Because Nick’s friends were queer without exception. Or, rather, with one exception: me. Whether through innocence or an opportunistic disinclination to complicate such a rich source of free enlightenment, I failed for a long time to rumble Nick’s true sexual allegiance. The young sailors who arrived at midnight and disappeared into his bedroom would reappear at breakfast. Perhaps he was picking up extra money teaching a workers’ extension course. Noises of wrestling came through the wall at night. Perhaps he was practising judo. At long last I realised why Nick wore such a forced smile when Robin came to call. Indeed it was Robin who told me. She also told me how unfair I was being. It wasn’t just because I had nothing with which to pay the rent that I was getting away with paying no rent. Nor did all those tickets for Covent Garden grow on trees. Even when you sat so high in the gods that the stage looked like a postage stamp crawling with ants, it still cost a lot of money to be present on the night Birgit Nilsson kept drilling Brünnhilde’s climactic notes right through the middle while Valhalla, which was supposed to fall, got caught in the scrim up which the Rhine, in the form of projected green light, was supposed to rise. She sang like a train coming while the set malfunctioned all around her. It was heroic art and it all had to be paid for. Nick was allowing himself to be taken advantage of, but I was still taking advantage. Once again it was time to move on.

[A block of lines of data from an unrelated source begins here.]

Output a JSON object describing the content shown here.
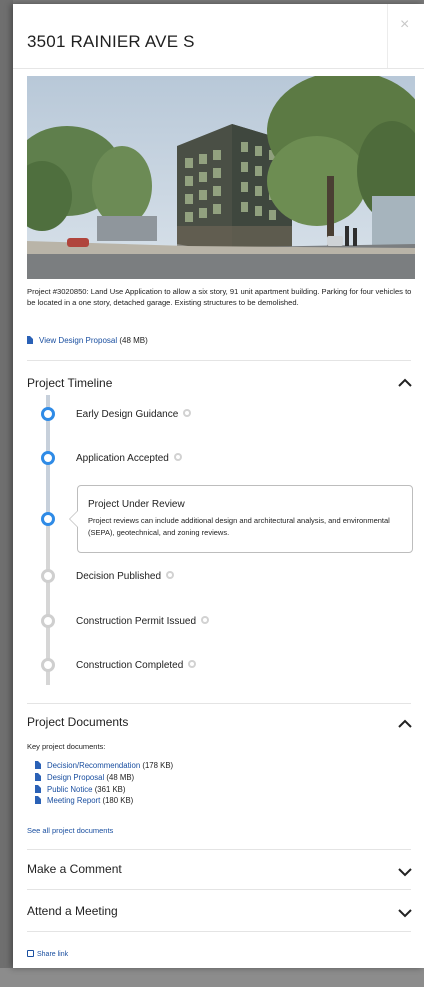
{
  "header": {
    "title": "3501 RAINIER AVE S",
    "close_glyph": "×"
  },
  "project": {
    "description": "Project #3020850: Land Use Application to allow a six story, 91 unit apartment building. Parking for four vehicles to be located in a one story, detached garage. Existing structures to be demolished.",
    "design_link": {
      "label": "View Design Proposal",
      "size": "(48 MB)"
    }
  },
  "timeline": {
    "title": "Project Timeline",
    "steps": [
      {
        "label": "Early Design Guidance",
        "status": "done"
      },
      {
        "label": "Application Accepted",
        "status": "done"
      },
      {
        "label": "Project Under Review",
        "status": "current",
        "detail": "Project reviews can include additional design and architectural analysis, and environmental (SEPA), geotechnical, and zoning reviews."
      },
      {
        "label": "Decision Published",
        "status": "pending"
      },
      {
        "label": "Construction Permit Issued",
        "status": "pending"
      },
      {
        "label": "Construction Completed",
        "status": "pending"
      }
    ]
  },
  "documents": {
    "title": "Project Documents",
    "intro": "Key project documents:",
    "items": [
      {
        "label": "Decision/Recommendation",
        "size": "(178 KB)"
      },
      {
        "label": "Design Proposal",
        "size": "(48 MB)"
      },
      {
        "label": "Public Notice",
        "size": "(361 KB)"
      },
      {
        "label": "Meeting Report",
        "size": "(180 KB)"
      }
    ],
    "see_all": "See all project documents"
  },
  "sections": {
    "comment": "Make a Comment",
    "meeting": "Attend a Meeting"
  },
  "share": {
    "label": "Share link"
  },
  "colors": {
    "accent": "#2f8be6",
    "link": "#1a4fa0"
  }
}
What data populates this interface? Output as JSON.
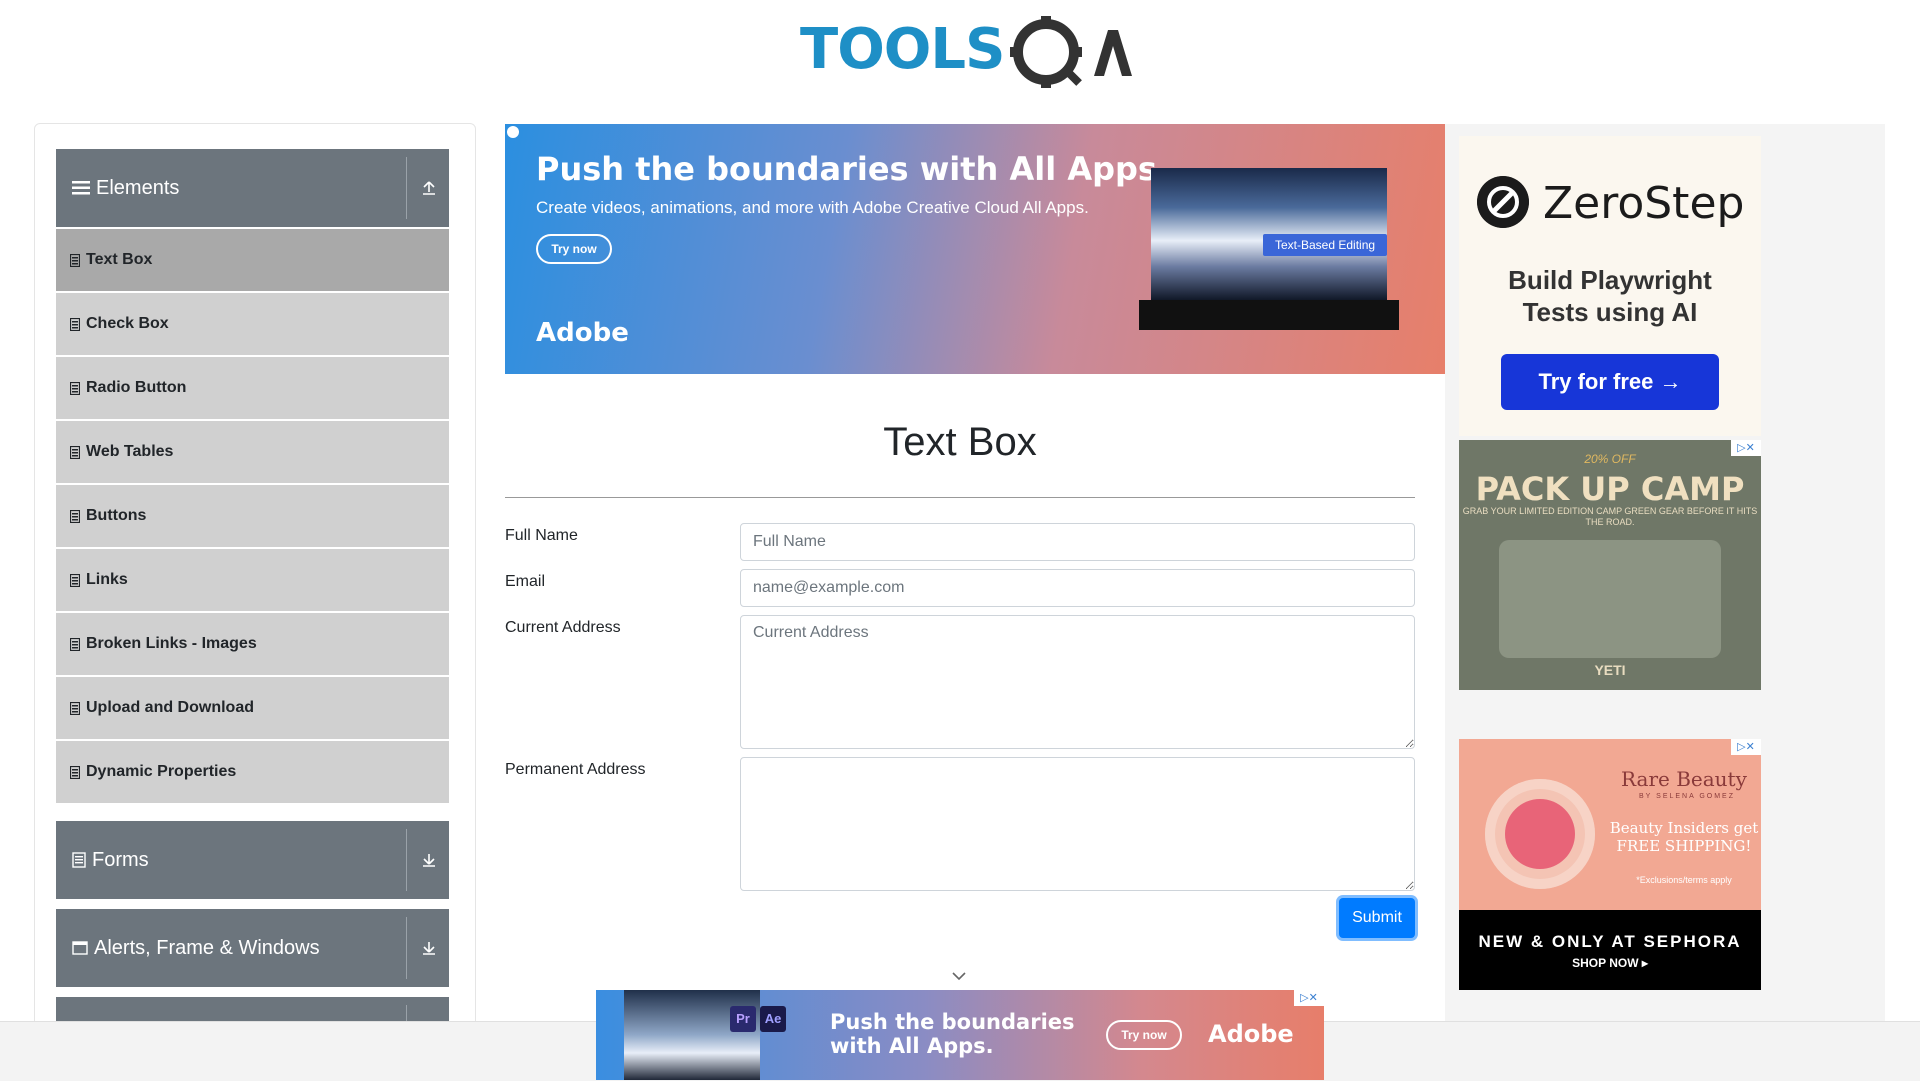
{
  "header": {
    "logo_text": "TOOLS",
    "logo_qa": "QA"
  },
  "sidebar": {
    "groups": [
      {
        "label": "Elements",
        "expanded": true
      },
      {
        "label": "Forms",
        "expanded": false
      },
      {
        "label": "Alerts, Frame & Windows",
        "expanded": false
      }
    ],
    "items": [
      {
        "label": "Text Box",
        "active": true
      },
      {
        "label": "Check Box"
      },
      {
        "label": "Radio Button"
      },
      {
        "label": "Web Tables"
      },
      {
        "label": "Buttons"
      },
      {
        "label": "Links"
      },
      {
        "label": "Broken Links - Images"
      },
      {
        "label": "Upload and Download"
      },
      {
        "label": "Dynamic Properties"
      }
    ]
  },
  "ad_top": {
    "headline": "Push the boundaries with All Apps.",
    "subline": "Create videos, animations, and more with Adobe Creative Cloud All Apps.",
    "cta": "Try now",
    "brand": "Adobe",
    "tag": "Text-Based Editing"
  },
  "form": {
    "title": "Text Box",
    "full_name_label": "Full Name",
    "full_name_placeholder": "Full Name",
    "email_label": "Email",
    "email_placeholder": "name@example.com",
    "current_address_label": "Current Address",
    "current_address_placeholder": "Current Address",
    "permanent_address_label": "Permanent Address",
    "submit_label": "Submit"
  },
  "ad_zerostep": {
    "name": "ZeroStep",
    "tagline": "Build Playwright Tests using AI",
    "cta": "Try for free →"
  },
  "ad_yeti": {
    "promo": "20% OFF",
    "headline": "PACK UP CAMP",
    "sub": "GRAB YOUR LIMITED EDITION CAMP GREEN GEAR BEFORE IT HITS THE ROAD.",
    "brand": "YETI"
  },
  "ad_sephora": {
    "brand": "Rare Beauty",
    "by": "BY SELENA GOMEZ",
    "copy": "Beauty Insiders get FREE SHIPPING!",
    "exclusions": "*Exclusions/terms apply",
    "footer_1": "NEW & ONLY AT SEPHORA",
    "footer_2": "SHOP NOW ▸"
  },
  "ad_bottom": {
    "headline": "Push the boundaries with All Apps.",
    "cta": "Try now",
    "brand": "Adobe",
    "pr": "Pr",
    "ae": "Ae"
  },
  "colors": {
    "accent": "#007bff",
    "sidebar_header": "#6c757d",
    "menu_item": "#d0d0d0",
    "menu_active": "#a9a9a9",
    "logo_blue": "#1e8fc6"
  }
}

Yet I was moving on with two acquisitions that would serve me well. One was an awakened love for the exultant human voice. The other was a reinforced tolerance for homosexuality. Previously I had never been against it, but had shared the usual delusion that it must be some sort of disease. After living with Nick and receiving the benefit of his knowledgeable, critical, yet wholeheartedly dedicated love of music, I came to believe that it was a necessary and valuable part of life. Two of my great heroes, Proust and Diaghilev, would have convinced me eventually. Proust’s article about Flaubert, or that marvellous essay by Diaghilev in which he takes Benois to task for the deficiency of his historical view, would have been enough to persuade me that there is a quality of intellect, a generous precision of humane judgment, which, so far from being damaged by inverted sexual proclivities, is probably enhanced by them. But the job had already been done by a not always happy, always smiling school-teacher who so munificently showed me where to find, at the start of the second side of the Beecham set of La Bohème, the duet in which Victoria de los Angeles and Jussi Björling celebrate the beatific prospect of going to bed together. I still find it difficult to believe that Nick and his sailors felt the same way, but to believe otherwise would be an impertinence. Some people are different from the rest of us, and so are the rest of us.